This notebook will take in a list of questions and calculate sentence similarity scores between each of them using the BERT model. We will begin by importing the dataset itself below. Credit for the "how-to" and code below goes to this [fantastic article](https://towardsdatascience.com/bert-for-measuring-text-similarity-eec91c6bf9e1). The main instruction is that the column with the text must be called 'text' for this script to work.

In [17]:
# Constants
dev = False
dataset = 'chinese_proverbs' # https://www.kaggle.com/bryanb/scraping-sayings-and-proverbs
column = 'text' # text
model_name = 'all-mpnet-base-v2' #'dmis-lab/biobert-base-cased-v1.2' #'multi-qa-mpnet-base-dot-v1' # all-mpnet-base-v2
cutoff = 0.6 # Note that cutoffs differ depending on the model used. 0.5 for all-mpnet-base-v2

In [18]:
import pandas as pd
dat = pd.read_csv('../data/processed/' + dataset + '.csv')

if dev == True:
    dat = dat.head(100)
    
display(dat.shape)
display(dat)

(127, 6)

Unnamed: 0.1,Unnamed: 0,in_chinese,pin_yin,text,category,origin
0,0,不作不死。,Bù zuò bù sǐ. 'Not do not die.',If you don't do stupid things you won't end up in tragedy.,Wisdom,Chinese
1,1,塞翁失马，焉知非福。,"Sài Wēng shī mǎ, yān zhī fēi fú. 'Sai Weng [legendary old man's name] lost horse, how know not blessing'.",Blessings come in disguise.,Wisdom,Chinese
2,2,小洞不补，大洞吃苦。,"Xiǎodòng bù bǔ, dàdòng chī kǔ.'small hole not mend; big hole eat hardship'","If small holes aren't fixed, then big holes will bring hardship.",Wisdom,Chinese
3,3,水满则溢。,Shuǐmǎn zé yì. 'water full but overflows',Water flows in only to flow out.,Wisdom,Chinese
4,4,读万卷书不如行万里路。,"Dú wànjuànshū bù rú xíng wànlǐlù. 'reading 10,000 books, not as good as walking 10,000 li road'",It's better to walk thousands of miles than to read thousands of books.,Wisdom,Chinese
...,...,...,...,...,...,...
122,122,龙潭虎穴。,Lóng tán hǔ xué. 'dragon pool tiger cave',A dragon's pool and a tiger's den.,Dragons,Chinese
123,123,画龙点睛。,Huàlóngdiǎnjīng. 'paint dragon dot eye',Paint a dragon and dot the eye.,Dragons,Chinese
124,124,叶公好龙。,Yè Gōng hào long.,Lord Ye loves dragons.,Dragons,Chinese
125,125,鲤鱼跳龙门。,Lǐyú tiào lóng mén. 'carp jump dragon gate',A carp has jumped the dragon's gate.,Dragons,Chinese


In [19]:
# Optional block where you filter and modify the dataset to fit your needs 
#d = {column: dat[column], 'links': dat[column + '_links']}
#dat = pd.DataFrame(data=d)
#display(dat)

Now we will isolate the questions as an array of sentences, which will be fed into a pre-trained user-specified model. We note that there was a "module not found" error in the code below. The maintainer of the sentence-transformers package fixed it and requires the user to install via "pip install -U sentence-transformers." The code below takes a while to run, as the pre-trained model is quite large. A menu of models is [here](https://www.sbert.net/docs/pretrained_models.html)

In [None]:
from sentence_transformers import SentenceTransformer

sentences = dat[column].tolist()
model = SentenceTransformer(model_name)

sentence_embeddings = model.encode(sentences)
sentence_embeddings.shape

Ignored unknown kwarg option direction
Ignored unknown kwarg option direction
Ignored unknown kwarg option direction
Ignored unknown kwarg option direction


TODO Here, we make a topic model for our sentence similarity embedding. We will use the BERTopic library, [here](https://maartengr.github.io/BERTopic/index.html#quick-start)

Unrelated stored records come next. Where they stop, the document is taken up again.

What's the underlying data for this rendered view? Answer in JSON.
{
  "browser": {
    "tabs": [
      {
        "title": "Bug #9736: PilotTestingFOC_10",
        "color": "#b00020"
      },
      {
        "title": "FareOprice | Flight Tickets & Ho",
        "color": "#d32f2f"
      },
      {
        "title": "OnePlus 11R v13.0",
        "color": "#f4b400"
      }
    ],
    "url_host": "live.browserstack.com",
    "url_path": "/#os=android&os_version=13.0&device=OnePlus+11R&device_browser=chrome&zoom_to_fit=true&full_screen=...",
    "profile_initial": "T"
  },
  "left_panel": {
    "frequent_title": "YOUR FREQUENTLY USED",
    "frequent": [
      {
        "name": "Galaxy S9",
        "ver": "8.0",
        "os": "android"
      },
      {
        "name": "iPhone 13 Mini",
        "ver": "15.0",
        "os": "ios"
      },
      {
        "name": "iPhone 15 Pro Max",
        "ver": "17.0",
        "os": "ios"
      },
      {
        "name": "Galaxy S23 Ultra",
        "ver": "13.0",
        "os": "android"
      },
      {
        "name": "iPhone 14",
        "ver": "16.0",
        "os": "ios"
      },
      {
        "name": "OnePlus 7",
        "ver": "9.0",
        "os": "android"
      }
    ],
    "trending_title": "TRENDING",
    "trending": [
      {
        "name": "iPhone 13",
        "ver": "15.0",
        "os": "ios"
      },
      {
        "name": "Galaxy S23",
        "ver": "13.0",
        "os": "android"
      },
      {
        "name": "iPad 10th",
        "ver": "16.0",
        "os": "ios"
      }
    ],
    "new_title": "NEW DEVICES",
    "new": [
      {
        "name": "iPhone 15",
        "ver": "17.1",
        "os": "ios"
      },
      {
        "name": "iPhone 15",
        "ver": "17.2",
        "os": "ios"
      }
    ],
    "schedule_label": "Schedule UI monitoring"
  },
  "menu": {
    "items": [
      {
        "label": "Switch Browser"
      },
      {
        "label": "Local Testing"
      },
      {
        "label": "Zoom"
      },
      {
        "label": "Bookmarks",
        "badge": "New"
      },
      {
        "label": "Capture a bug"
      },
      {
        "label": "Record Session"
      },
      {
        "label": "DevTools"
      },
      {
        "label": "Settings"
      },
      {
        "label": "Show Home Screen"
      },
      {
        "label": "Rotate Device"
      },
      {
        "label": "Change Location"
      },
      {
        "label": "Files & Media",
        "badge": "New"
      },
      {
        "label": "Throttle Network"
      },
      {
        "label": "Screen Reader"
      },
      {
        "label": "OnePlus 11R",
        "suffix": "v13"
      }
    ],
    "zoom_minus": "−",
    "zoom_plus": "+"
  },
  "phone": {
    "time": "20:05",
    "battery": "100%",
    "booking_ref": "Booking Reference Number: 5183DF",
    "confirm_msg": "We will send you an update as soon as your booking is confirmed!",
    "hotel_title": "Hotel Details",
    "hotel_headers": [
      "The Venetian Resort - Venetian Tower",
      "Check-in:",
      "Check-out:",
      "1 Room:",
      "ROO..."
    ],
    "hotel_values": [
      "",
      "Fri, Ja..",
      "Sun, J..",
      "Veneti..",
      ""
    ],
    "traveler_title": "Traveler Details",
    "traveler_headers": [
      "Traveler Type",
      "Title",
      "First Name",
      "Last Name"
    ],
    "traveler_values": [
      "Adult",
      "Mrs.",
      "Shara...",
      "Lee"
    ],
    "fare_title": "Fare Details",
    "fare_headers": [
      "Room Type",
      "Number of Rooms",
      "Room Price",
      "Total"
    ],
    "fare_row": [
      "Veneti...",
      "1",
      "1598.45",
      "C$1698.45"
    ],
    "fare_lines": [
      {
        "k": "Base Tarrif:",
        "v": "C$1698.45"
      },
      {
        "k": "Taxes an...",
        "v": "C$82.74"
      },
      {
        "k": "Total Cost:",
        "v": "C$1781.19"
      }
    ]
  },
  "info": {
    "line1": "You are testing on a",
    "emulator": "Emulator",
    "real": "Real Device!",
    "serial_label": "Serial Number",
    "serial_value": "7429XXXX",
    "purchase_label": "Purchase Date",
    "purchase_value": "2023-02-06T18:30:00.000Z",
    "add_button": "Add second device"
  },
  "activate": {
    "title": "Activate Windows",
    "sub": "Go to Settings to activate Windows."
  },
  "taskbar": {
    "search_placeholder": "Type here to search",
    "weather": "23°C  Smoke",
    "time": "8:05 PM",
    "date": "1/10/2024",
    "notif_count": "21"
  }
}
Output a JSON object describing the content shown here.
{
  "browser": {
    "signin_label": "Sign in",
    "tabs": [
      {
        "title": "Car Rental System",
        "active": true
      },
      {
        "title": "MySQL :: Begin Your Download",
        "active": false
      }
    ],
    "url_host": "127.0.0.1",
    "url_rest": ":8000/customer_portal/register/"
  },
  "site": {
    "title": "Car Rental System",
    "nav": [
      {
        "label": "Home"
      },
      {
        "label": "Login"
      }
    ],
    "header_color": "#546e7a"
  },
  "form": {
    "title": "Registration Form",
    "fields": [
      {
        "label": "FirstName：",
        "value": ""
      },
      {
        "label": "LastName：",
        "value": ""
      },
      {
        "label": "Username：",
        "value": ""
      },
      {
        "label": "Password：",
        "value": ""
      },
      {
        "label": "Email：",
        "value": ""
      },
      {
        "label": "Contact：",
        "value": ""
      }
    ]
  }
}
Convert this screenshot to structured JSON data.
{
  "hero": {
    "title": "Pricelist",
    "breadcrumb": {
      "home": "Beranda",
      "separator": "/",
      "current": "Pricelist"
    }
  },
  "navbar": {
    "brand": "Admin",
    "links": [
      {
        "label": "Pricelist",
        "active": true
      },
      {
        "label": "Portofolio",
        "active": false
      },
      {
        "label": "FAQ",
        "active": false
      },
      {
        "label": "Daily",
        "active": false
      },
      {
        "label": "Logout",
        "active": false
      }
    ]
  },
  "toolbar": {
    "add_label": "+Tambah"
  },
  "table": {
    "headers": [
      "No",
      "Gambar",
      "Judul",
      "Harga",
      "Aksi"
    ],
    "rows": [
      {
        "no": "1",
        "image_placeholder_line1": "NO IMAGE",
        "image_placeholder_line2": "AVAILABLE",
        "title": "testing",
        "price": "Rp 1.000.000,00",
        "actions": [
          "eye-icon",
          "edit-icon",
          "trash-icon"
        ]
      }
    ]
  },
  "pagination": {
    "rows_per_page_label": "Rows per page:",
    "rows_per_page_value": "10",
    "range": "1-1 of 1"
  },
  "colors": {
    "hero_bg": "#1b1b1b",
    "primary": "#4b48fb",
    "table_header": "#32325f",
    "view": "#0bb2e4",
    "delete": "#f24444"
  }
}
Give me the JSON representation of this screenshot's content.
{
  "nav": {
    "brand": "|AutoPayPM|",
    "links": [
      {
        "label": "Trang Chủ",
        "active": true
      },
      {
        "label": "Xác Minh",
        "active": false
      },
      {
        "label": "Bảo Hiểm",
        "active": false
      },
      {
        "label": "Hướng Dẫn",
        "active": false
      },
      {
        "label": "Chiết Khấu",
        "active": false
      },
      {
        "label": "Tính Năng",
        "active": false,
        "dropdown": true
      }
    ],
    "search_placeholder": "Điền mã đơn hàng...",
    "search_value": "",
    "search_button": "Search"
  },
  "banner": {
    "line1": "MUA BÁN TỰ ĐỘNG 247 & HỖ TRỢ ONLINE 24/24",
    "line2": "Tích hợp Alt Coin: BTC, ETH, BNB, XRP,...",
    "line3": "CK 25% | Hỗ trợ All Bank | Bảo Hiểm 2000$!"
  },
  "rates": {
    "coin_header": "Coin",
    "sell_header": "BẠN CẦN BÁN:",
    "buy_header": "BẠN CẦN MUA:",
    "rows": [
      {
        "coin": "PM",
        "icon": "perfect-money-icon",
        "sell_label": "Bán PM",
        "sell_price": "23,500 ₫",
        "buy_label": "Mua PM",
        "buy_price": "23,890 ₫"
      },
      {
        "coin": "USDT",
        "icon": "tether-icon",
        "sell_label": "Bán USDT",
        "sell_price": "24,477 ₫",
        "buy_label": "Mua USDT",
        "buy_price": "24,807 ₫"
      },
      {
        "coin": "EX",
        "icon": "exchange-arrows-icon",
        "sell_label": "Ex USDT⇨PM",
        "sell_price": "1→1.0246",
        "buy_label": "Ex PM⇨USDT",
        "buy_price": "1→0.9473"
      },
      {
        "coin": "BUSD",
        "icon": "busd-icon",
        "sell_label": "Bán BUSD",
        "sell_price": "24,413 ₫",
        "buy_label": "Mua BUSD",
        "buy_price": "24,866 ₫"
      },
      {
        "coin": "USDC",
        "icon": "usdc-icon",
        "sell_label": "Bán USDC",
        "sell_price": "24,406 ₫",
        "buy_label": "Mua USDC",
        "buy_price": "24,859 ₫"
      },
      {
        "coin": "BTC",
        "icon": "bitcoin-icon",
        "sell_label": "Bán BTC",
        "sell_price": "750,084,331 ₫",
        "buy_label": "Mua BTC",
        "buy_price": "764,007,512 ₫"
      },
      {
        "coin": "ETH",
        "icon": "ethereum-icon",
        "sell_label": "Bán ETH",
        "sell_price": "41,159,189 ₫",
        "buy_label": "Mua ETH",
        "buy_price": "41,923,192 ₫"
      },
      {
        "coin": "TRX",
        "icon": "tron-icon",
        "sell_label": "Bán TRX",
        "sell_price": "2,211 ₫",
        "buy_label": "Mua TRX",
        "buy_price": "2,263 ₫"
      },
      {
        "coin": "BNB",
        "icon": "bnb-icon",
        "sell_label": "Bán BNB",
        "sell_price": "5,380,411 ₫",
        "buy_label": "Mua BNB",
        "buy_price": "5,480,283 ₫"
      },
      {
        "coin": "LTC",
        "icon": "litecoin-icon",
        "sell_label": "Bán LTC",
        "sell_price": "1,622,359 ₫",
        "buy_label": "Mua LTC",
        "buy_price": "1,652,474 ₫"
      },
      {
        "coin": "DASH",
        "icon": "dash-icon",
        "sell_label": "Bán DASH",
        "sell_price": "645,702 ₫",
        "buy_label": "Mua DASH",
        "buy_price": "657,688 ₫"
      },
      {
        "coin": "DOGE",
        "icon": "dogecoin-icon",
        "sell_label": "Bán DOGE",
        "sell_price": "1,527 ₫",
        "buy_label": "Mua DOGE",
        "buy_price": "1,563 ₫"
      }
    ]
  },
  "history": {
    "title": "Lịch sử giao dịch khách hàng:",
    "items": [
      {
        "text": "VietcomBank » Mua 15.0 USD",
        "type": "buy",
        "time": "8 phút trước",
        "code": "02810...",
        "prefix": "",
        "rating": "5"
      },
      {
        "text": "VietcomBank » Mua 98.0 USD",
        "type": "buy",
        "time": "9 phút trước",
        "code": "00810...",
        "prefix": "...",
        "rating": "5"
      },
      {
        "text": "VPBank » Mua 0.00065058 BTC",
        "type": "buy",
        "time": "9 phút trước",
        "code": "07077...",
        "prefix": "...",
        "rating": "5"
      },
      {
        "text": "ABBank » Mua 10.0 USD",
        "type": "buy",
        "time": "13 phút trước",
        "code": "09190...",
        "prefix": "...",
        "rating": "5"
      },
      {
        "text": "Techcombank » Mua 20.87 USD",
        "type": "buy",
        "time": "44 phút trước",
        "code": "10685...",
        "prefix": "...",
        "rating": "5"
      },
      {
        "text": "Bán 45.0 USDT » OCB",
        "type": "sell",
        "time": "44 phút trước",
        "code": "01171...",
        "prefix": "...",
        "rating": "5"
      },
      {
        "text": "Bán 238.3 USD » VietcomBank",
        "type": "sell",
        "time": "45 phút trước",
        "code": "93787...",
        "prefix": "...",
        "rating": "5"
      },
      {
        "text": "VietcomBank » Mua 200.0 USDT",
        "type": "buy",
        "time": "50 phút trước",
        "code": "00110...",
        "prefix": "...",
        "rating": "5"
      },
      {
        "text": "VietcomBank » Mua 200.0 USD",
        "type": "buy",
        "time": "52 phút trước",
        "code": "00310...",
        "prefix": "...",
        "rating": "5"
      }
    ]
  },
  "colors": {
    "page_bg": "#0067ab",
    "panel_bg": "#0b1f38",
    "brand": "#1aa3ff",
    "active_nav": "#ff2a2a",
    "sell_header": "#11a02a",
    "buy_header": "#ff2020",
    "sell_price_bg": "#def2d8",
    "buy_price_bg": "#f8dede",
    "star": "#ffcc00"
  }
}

From here, we're going to use cosine similarity to determine which questions are most similar to each other. One example of this is below. We compare the initial question to the first five questions after the initial question. We will display the questions and the similarity scores and see if it makes sense. 

In [None]:
from sklearn.metrics.pairwise import cosine_similarity
import numpy as np

cos_sim = cosine_similarity(
    [sentence_embeddings[20]],
    sentence_embeddings
).tolist()

df = pd.DataFrame({'text': sentences,
            'similarity': cos_sim[0]})

# Arrange by similarity
pd.set_option('display.max_colwidth', None)
display(df.sort_values(by = 'similarity', ascending = False))

We were going to run a UMAP on the vector space to get some intuition around what it looks like, but because UMAP has issues with python 3.9 at the moment, we're going to jump right to making a cosine similarity matrix that we will then turn into a graph. 

In [None]:
import sklearn

dist = sklearn.metrics.pairwise.cosine_distances(sentence_embeddings)
dist

# nn = sklearn.neighbors.kneighbors_graph(sentence_embeddings, n_neighbors = 1)
# nn

In [None]:
import igraph as ig
import matplotlib.pyplot as plt

dist = np.where(dist == 0, 1, dist) # For the boolean below. Can't figure out compound boolean.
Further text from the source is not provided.